James Blackwell,his white coat half on, scrub pants tucked into worn sneakers, flicked his gaze from monitor to patient with rapid precision. “Vitals?” he asked without preamble.

“Stabilizing, barely,” Paul answered. “Temp’s dropped to 102.8. Oxygen at 93%. Intermittent consciousness. Responsive to voice, specifically Charlotte’s voice. But we found this—” He tapped the light box on the wall, pulling up a scan of Alex’s spine.

James narrowed his eyes as the image resolved into full view. “Spinal implants?” he announced sharply. “It looks like some form of deep brain stimulation. DBS works by modulating the activity of neural circuits that are involved in motor control. Looks like they modified it to affect the ability to think and maintain memory.”

“Two,” Tristan said, handing over the tablet. “One at the base of the skull at C3, the other at L1. Bioelectrical pulse pattern detected in both. Not standard neurostimulators—these are something else.”

James scrolled through the scan with practiced fingers, zooming in on the electrode near the occipital ridge. “Cortical interfacing,” he muttered. “But it’s not reading motor function. These aren’t for movement or pain. I need more information.”

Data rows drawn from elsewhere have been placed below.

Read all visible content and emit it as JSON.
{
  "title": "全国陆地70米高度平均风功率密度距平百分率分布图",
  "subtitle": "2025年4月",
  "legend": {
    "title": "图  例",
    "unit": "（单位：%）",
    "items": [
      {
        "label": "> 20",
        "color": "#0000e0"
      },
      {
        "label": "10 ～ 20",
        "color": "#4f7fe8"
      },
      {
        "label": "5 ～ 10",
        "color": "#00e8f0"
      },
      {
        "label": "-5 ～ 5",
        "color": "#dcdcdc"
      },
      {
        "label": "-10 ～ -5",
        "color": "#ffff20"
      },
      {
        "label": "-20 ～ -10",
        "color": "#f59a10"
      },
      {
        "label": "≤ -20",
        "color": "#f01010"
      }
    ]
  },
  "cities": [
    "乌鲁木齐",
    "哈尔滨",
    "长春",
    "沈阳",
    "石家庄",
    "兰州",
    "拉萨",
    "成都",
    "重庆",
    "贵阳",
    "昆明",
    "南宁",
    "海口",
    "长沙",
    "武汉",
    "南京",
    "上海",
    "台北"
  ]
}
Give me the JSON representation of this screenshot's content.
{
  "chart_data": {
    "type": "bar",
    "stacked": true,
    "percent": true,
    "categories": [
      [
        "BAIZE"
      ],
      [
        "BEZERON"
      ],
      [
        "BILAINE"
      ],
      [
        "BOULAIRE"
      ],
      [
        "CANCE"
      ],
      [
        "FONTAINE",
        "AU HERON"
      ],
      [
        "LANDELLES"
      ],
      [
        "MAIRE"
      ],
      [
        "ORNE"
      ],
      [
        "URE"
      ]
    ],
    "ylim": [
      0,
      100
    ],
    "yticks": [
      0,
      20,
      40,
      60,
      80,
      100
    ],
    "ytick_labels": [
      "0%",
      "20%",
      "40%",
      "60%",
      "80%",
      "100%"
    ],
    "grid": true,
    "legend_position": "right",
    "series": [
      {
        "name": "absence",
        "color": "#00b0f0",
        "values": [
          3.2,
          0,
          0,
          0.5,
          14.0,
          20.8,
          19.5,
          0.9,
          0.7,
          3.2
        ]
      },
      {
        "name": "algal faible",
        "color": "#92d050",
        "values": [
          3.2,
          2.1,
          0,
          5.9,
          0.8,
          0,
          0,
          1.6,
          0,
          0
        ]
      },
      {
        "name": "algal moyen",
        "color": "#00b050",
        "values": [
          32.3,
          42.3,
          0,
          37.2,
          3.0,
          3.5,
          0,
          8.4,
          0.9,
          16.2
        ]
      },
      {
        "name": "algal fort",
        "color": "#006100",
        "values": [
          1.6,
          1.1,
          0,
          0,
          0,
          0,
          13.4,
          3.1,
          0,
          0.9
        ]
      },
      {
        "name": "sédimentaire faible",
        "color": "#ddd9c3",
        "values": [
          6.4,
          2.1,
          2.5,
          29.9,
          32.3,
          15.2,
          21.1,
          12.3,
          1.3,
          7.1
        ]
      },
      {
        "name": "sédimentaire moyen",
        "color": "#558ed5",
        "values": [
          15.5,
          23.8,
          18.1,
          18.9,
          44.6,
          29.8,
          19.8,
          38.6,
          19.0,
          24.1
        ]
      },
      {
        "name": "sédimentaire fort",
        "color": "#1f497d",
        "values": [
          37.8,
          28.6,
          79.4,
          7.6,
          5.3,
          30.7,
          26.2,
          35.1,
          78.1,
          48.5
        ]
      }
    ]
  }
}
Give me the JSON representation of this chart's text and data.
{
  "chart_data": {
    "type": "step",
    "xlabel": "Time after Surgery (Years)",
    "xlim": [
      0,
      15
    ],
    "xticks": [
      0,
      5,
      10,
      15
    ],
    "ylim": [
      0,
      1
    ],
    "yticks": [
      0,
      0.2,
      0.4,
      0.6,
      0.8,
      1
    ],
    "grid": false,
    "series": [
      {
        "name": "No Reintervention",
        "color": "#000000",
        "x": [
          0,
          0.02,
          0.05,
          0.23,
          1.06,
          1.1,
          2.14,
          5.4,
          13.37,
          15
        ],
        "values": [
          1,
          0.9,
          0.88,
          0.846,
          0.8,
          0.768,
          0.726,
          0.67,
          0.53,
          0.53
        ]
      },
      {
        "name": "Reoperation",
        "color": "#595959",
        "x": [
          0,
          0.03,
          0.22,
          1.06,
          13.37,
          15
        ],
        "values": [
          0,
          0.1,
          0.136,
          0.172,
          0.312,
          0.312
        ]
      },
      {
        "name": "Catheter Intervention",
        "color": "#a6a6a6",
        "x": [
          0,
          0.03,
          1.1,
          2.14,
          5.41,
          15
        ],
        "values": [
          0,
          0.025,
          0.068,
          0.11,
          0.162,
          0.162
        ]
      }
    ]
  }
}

Tristan sighed. “They’re reformatting him from the inside. Slow. Controlled. Like rewriting a hard drive without wiping it first.” He scanned the monitors. “He was given some drugs, and we were given some of the antidote. We’re analyzing them now.”

Charlotte remained beside Alex, gently stroking his hair, her voice barely above a whisper. He was listening. Breathing deeper now. Her hand held his.

James glanced at her. “Whatever you were given—it pulled him out of something designed to trap his function permanently. But that doesn’t mean he’s out of danger.”

Charlotte looked up, eyes raw. “Can you get those things out of him?”

James hesitated. “Not yet. If I pull them now, I risk destabilizing everything. They’ve already interfaced with key structures—hippocampus, brain stem relay, spinal nerve bundles. If I cut those connections too early…”

“He could lose everything,” Tristan finished grimly.

“More than that. It will kill him.” James frowned.

“But you can remove them?” Charlotte gripped Alex’s hand tighter.

James stepped closer to the bed, studying the man who lay broken but breathing. “Yes. If he stabilizes, and if we can map the full spread of integration, I can remove them surgically. But we need imaging, time, and Alex to hold on a little longer.”

Tristan ordered a stat CT scan of his brain and spinal cord.

Paul looked over. “He’s got fight left. Whatever they put in him, they didn’t kill who he is. But whatever they injected into his spinal fluid, or the act of the injection itself, is causing meningitis. We’re waiting for the spinal fluid exam results. I’m leery of starting the wrong anti-infective.

“I’ve seen what prolonged neuro-implantation like this can do. They use it to treat Parkinson’s, and it may map brainfunction for tumor removal. In the early days, the results were disastrous. If these people tried this on others?—”

“They already have,” Charlotte cut in.